Is there a way to interpret the condition of unfeasibility of a linear system? 
A linear system $A x = b$ is not solvable if and only if there exists a vector $q \in \mathbb R^n $ such that $$ q^T A = 0^T \text {   and   } q^T b \neq 0 $$

Is there a geometrical translation to this statement? 
 A: Rephrasing a bit:

Let $\mathrm A \in \mathbb R^{m \times n}$ and $\mathrm b \in \mathbb R^m$. Show that the linear system $\rm A x = b$ is not solvable if and only if there exists a vector $\mathrm q \in \mathbb R^m$ such that $\mathrm q^\top \mathrm A = \mathrm 0_n^\top$ and $\mathrm q^\top \mathrm b \neq 0$.

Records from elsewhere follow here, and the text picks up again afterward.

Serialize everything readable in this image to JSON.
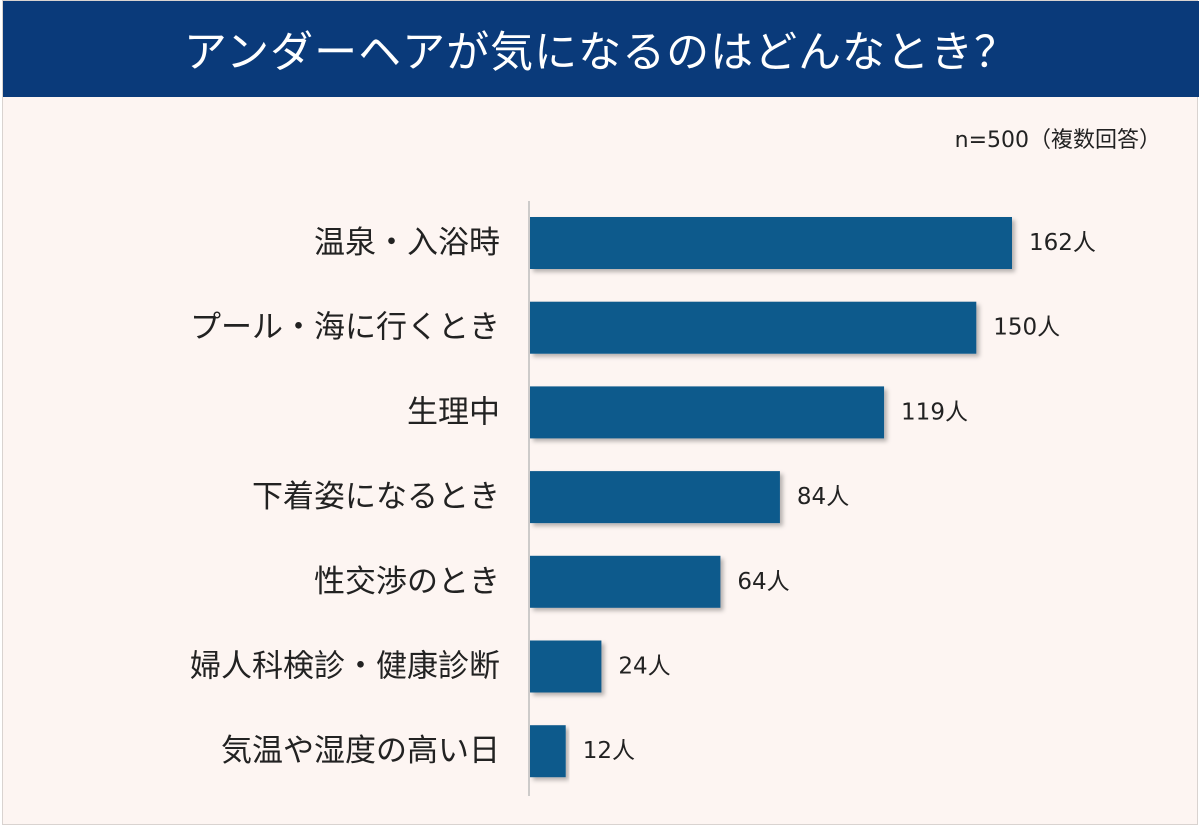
{
  "title": "アンダーヘアが気になるのはどんなとき？",
  "note": "n=500（複数回答）",
  "chart_data": {
    "type": "bar",
    "orientation": "horizontal",
    "title": "アンダーヘアが気になるのはどんなとき？",
    "xlabel": "",
    "ylabel": "",
    "unit": "人",
    "categories": [
      "温泉・入浴時",
      "プール・海に行くとき",
      "生理中",
      "下着姿になるとき",
      "性交渉のとき",
      "婦人科検診・健康診断",
      "気温や湿度の高い日"
    ],
    "values": [
      162,
      150,
      119,
      84,
      64,
      24,
      12
    ],
    "value_labels": [
      "162人",
      "150人",
      "119人",
      "84人",
      "64人",
      "24人",
      "12人"
    ],
    "xlim": [
      0,
      162
    ],
    "grid": false,
    "legend": "none",
    "bar_color": "#0f5a8c"
  },
  "colors": {
    "header_bg": "#0a3a7a",
    "panel_bg": "#fdf5f2",
    "bar": "#0f5a8c"
  }
}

A sketch of the proof of the $\impliedby$ direction:


*

*From $\mathrm q^\top \mathrm b \neq 0$ we conclude that $\mathrm q \neq 0_m$.

*From $\mathrm q^\top \mathrm A = \mathrm 0_n^\top$ we conclude that $\rm q$ is orthogonal to every column of $\rm A$, i.e., vector $\rm q$ is orthogonal to the column space of $\rm A$, i.e., vector $\mathrm q$ is in the left null space of $\rm A$. Since we already concluded $\mathrm q \neq 0_m$, we can now conclude that the column space of $\rm A$ is not $\mathbb R^m$ (i.e., the left null space is not trivial).

*From $\mathrm q^\top \mathrm b \neq 0$ we conclude that vector $\rm b$ is not in the column space of $\rm A$. In other words, there is no linear combination of the columns of $\rm A$ that produces $\rm b$. Therefore, $\rm A x = b$ does not have a solution. It has a least-squares solution, however.
The $\implies$ direction is left as an exercise for the reader.